Women's Crew Sweeps RegattaBy Rita Baranwal
Last Saturday, MIT's women's crews swept all possible races at the second annual New England Women's New 8 Regatta. The varsity eight, junior varsity eight, varsity four, first novice eight, and second novice eight all placed first in their contests.
After losing to Mount Holyoke College by 5 seconds at the Brunelle Cup on April 17, the MIT women's varsity eight made an excellent turnaround by beating MHC by 10 seconds and winning the championship with a time of 7 minutes, 40 second. After they rowed past MHC in the first 30 strokes, the Engineers rowed past Smith College at the 1000-meter mark. The crew continued to row well, walking through Wellesley College at the 1500-meter mark.
Coach Mayrene Earle said, "I'm very excited about having the varsity crew in the most challenging grand finals at the New England Sprints this coming weekend. We'll be rowing against many crews travelling at the same speed."
The MIT women's junior varsity eight won with a time of 8:20, leaving competitors in their wake. The junior varsity crew also had an excellent turnaround from the previous week. After losing to MHC by 22 seconds, they ended up beating them by 18 seconds on Saturday. The women's varsity four beat Wellesley by 23 seconds with a time of 9:36.

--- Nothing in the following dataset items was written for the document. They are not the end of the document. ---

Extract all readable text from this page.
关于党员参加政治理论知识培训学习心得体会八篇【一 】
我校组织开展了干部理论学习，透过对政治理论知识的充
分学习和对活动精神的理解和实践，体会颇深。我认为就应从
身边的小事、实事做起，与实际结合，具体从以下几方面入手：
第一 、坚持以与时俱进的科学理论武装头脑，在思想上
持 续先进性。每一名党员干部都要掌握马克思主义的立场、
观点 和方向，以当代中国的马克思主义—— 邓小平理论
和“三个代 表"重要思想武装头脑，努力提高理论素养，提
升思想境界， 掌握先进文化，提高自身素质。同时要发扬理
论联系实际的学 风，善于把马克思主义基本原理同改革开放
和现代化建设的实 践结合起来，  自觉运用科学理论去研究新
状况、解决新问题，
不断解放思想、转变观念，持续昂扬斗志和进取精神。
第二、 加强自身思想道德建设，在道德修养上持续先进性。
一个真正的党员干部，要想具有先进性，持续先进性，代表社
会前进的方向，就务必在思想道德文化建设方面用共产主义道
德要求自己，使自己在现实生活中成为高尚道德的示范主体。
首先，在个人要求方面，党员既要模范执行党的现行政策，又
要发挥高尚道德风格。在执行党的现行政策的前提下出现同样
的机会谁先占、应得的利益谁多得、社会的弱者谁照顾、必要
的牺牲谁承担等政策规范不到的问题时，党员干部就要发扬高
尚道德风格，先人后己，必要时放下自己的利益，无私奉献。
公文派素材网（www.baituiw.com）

The undefeated novice women's first eight crossed the finish line first, with a time of 7:45, beating Wellesley, MHC, and Smith. Its strongest competition at the New England championship will be Trinity College.
An exciting novice second eight race ended with the MIT-A team winning with a time of 8:29 and the MIT-B team beating Wellesley with a time of 9:02.
This was the second year of the New 8 Regatta. MHC won the contest in its first year. The Regatta marks the first time that MIT has beaten Mount Holyoke since 1987.
The Engineers set a record in the number of points scored in the Florence Smith Cup points trophy, a record that will never be broken because they scored the maximum number of points possible."
Crew alumnae visit MIT
Later in the day, rowing alumnae from across the country participated in a contest on the ergs. The alumnae were very excited to get back on the ergs, as some of them had not been on one in several years. Afterwards, they participated in a very competitive race out on the water.
The day ended with a banquet and several nostalgic speeches by past rowers and coaches. After listening to all of the troubles that women who rowed as many as 20 years ago had gaining recognition as a team sport, and their problems with lack of equipment, coaches, uniforms, and respect, the current women rowers said they realized how fortunate they are to have all that they do. Earle added a cautionary note, though. "It's getting easier, but not by much," she said.